Showing posts with label #machinelearning. Show all posts
Showing posts with label #machinelearning. Show all posts
How My Computer Un-Owned Itself From Me
This is my blog entry for August 26, 2023
I started it all innocently by introducing my computer to machine learning. I wrote a few Java executables to help me out by filling in tedious text boxes in the browser when signing up for stuff like purchasing accounts, professional email newsletters etc.
Then I thought it would be fun to teach it some context recognition. I downloaded a rudimentary web crawler, and as it randomly crawled through web pages, it fed it into my context recognition framework that I hacked together on a whim. It stored the stuff in a graph database. I twigged on the perfect way to identify context using descriptive tuples that were gleaned from a game that we played as kids.
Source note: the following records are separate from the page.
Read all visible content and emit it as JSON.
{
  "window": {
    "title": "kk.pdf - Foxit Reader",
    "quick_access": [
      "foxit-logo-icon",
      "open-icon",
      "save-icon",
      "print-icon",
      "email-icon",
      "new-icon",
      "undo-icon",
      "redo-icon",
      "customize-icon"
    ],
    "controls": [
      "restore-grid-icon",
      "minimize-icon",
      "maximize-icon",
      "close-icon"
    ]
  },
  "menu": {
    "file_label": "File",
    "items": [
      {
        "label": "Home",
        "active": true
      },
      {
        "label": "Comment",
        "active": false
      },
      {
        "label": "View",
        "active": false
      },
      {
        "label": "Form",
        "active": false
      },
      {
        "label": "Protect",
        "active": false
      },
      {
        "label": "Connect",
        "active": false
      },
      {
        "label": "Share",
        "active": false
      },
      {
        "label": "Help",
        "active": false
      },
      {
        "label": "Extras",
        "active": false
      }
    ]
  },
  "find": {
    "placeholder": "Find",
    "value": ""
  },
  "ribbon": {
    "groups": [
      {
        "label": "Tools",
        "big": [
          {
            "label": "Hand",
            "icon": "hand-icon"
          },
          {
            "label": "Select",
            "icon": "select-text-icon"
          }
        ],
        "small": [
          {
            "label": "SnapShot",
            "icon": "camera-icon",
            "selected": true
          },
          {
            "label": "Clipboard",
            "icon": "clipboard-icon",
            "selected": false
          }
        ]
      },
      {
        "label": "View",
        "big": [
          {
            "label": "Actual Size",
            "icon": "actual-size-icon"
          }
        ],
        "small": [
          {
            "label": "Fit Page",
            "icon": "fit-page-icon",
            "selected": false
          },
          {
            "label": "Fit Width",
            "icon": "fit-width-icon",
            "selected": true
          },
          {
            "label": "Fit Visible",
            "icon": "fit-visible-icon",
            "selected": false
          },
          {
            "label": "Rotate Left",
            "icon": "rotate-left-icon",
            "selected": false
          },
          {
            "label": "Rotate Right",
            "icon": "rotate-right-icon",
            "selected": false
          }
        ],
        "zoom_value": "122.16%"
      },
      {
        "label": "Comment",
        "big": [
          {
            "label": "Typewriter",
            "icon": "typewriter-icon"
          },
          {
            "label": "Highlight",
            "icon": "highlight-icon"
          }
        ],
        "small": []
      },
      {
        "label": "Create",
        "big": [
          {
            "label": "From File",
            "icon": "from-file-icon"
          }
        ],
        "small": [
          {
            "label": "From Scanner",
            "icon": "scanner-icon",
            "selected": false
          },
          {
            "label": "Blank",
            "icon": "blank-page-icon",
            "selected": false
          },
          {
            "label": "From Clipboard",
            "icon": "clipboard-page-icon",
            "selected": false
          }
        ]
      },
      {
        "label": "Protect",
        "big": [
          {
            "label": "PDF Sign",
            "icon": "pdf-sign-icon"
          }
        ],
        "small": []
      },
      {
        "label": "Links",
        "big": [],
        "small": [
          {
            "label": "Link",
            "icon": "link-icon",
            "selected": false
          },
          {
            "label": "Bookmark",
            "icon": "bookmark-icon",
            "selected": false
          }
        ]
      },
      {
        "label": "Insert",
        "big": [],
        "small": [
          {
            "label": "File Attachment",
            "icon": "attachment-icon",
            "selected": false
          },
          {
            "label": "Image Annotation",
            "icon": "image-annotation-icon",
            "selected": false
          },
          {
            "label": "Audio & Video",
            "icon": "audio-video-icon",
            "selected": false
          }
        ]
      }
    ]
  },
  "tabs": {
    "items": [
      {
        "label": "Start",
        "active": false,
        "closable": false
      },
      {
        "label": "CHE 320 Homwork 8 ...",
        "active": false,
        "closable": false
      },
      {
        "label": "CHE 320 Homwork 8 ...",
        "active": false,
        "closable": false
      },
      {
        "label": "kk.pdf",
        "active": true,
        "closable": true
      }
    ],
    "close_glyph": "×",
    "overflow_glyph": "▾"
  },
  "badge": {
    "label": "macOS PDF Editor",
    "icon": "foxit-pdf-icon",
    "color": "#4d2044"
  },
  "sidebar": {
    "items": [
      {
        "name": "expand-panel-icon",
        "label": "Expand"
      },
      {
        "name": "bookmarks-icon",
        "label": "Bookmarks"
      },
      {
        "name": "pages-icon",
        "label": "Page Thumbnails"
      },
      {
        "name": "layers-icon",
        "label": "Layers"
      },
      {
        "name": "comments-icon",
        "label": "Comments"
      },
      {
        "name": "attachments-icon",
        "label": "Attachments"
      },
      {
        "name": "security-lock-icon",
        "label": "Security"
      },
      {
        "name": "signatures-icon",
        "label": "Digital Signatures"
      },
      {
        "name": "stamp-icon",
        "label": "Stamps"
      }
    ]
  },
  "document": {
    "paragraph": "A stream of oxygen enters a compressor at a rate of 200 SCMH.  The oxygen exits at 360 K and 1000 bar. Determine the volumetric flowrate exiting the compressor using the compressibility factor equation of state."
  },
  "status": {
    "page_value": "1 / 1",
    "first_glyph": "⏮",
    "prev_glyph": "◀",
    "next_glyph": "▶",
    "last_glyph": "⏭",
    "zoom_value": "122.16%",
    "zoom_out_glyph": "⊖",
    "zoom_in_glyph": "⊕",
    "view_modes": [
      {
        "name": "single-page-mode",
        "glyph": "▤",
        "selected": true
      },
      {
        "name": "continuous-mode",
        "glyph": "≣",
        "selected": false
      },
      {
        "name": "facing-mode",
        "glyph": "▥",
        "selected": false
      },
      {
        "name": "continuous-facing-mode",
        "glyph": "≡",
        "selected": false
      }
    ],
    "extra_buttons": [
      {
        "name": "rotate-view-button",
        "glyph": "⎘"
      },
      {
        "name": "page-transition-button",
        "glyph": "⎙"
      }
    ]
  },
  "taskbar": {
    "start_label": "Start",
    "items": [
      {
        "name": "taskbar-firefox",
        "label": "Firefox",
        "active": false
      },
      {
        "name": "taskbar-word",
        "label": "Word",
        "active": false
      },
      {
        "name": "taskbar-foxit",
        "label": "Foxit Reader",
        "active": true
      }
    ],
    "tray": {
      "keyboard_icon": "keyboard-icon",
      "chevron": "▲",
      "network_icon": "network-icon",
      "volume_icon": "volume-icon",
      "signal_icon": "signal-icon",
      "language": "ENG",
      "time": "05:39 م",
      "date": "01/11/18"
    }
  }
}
In the meantime, I signed up for OpenShift, putting my apps into the cloud. I thought that it would be helpful if my machine learning could help me upload changes to the cloud, so whenever I saved anything to my repository, the machine would push it. To do that, instead of a machine learning program, I converted it to a running platform. I had a supervisory thread run every 15 minutes to see if there was a new push to execute in my repository. However one day, the code changes were coming fast and furious in real time, so I let the machine learning calculate the optimal time. It decided it wanted to run continuously.
When it wasn't busy pushing my code changes, it went back to reading stuff on the web and feeding the results to the context recognition framework. I put in a filter for the machine to ask me what web content was specific to learning. It was also a machine learning framework, so after it had enough data, it knew which articles and content that I found enlightening. Since it already knew how to register for stuff, it signed me up for a lot of email newsletters.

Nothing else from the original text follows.